The 1917–18 season was Blackpool F.C.'s third season in special wartime football during World War I. They competed in two Football League competitions spread over the full season — the Lancashire Section, Northern Group Principal Competition, for thirty games, and then in the Lancashire Section, Group C, Subsidiary Competition, for a further six games. The club finished in 12th place in the principal competition and fifth in the subsidiary competition. Thomas Hunter was the club's top scorer, with eight goals (five in the principal competition and three in the subsidiary).
The FA Cup was suspended for the duration of the war.

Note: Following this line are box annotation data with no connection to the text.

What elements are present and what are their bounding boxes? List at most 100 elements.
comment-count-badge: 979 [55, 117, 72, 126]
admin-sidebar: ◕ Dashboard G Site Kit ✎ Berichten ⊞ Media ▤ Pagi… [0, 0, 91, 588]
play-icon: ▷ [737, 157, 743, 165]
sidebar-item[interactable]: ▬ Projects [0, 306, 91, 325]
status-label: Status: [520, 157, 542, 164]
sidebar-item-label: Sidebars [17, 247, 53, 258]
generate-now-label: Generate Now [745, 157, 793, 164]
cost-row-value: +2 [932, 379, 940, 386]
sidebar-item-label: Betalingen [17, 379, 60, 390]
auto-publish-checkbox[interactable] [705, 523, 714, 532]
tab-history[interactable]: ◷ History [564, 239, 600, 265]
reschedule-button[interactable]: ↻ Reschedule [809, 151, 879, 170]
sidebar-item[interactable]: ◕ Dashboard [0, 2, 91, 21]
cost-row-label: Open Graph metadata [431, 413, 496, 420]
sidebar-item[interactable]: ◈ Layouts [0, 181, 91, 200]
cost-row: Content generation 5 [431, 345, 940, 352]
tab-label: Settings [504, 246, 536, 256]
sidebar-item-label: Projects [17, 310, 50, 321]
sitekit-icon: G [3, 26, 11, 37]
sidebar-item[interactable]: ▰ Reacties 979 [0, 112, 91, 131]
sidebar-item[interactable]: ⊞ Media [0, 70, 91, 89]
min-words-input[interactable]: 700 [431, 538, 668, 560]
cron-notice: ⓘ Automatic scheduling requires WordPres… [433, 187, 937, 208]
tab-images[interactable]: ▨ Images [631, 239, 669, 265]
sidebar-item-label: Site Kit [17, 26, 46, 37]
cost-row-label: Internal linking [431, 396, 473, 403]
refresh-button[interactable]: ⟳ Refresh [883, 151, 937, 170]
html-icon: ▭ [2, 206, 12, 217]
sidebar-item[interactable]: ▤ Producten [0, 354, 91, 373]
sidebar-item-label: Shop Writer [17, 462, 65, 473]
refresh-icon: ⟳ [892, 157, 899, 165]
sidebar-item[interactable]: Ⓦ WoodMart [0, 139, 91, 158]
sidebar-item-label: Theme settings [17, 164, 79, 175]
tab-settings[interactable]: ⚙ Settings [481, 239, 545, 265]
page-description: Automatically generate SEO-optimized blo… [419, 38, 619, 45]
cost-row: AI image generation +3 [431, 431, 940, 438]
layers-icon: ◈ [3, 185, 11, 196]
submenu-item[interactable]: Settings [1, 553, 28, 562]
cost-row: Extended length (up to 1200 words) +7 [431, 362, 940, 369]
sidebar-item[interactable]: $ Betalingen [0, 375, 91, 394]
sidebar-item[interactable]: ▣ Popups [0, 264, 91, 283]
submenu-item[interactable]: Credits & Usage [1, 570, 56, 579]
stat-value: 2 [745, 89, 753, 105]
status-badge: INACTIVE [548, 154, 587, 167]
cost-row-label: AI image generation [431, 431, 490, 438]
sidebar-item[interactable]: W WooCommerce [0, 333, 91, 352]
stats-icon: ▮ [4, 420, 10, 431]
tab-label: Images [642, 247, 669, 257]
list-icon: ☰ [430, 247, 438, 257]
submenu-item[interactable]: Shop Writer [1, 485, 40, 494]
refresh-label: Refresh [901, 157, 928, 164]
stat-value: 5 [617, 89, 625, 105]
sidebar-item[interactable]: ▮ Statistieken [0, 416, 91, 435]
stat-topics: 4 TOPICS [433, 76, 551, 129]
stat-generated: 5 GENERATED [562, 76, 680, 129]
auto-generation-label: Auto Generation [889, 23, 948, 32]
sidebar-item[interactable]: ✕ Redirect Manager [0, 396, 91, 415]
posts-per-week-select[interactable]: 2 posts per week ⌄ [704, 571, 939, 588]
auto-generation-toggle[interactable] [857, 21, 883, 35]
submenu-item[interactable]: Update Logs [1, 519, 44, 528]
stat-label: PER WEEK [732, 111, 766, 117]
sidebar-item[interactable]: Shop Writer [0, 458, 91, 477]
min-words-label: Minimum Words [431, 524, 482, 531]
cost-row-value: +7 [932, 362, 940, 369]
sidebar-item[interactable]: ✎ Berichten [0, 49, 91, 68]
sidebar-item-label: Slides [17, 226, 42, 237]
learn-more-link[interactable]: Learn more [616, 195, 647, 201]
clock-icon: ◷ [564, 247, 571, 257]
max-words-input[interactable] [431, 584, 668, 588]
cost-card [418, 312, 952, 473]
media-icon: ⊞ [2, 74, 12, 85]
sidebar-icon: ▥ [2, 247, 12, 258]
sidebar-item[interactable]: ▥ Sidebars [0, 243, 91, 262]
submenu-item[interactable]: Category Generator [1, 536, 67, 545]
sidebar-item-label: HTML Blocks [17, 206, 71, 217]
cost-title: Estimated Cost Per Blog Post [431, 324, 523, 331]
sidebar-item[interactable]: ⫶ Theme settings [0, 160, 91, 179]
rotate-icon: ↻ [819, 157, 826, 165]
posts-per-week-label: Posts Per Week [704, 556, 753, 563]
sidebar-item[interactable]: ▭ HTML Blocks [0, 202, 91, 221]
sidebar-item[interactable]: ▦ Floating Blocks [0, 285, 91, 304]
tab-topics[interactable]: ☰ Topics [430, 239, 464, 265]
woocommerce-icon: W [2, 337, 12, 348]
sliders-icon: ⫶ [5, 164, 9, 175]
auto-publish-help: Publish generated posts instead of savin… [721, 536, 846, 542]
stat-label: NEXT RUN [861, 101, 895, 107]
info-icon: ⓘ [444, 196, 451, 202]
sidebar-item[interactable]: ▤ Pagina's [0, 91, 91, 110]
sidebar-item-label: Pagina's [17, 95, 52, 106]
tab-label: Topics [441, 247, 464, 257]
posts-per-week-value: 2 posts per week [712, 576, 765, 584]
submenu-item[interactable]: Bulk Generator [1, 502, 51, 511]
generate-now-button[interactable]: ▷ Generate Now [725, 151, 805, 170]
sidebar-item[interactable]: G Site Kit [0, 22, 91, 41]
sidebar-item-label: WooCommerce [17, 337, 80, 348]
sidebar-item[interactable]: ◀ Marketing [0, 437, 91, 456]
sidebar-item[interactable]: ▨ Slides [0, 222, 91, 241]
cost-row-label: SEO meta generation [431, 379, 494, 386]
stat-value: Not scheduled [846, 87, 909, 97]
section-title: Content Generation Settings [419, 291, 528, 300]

As with the 1916–17 season, Blackpool had to rely on a small nucleus of players supplemented by soldiers stationed in the town and the occasional league players as guests to make up the numbers. Again, they had to rely on staff from the Royal Army Medical Corps Depot (RAMC) based at Squires Gate. Edgar Chadwick, who had played for Blackpool in the 1904–05 season after a successful career at Everton, made two appearances for them again at the age of 48. George Beel, who went on to score 178 goals in 316 league games for Burnley, scored two goals in eleven appearances. Two RAMC men, Albert Moorcroft and Edmund Berry, who made their debut during this period, went on to sign professional terms with the club, as did Thomas Hunter, who played in the latter part of the season. Fred Pagnam, who had played for the club before the war, appeared in one Subsidiary Competition match.
The Principal competition for the 1917–18 season consisted of sixteen teams, with the same teams as the 1916–17 season:
Blackpool began the campaign on 1 September 1917, with a home match against Oldham Athletic, which they won 3–2, with all three goals coming from Kirrage, a soldier based at the RAMC depot. The Seasiders also fielded a new full back partnership of Dunn with Horace Fairhurst, both based at the RAMC Depot. Fairhurst would go on to sign permanently for the club after the war, before his death in 1921.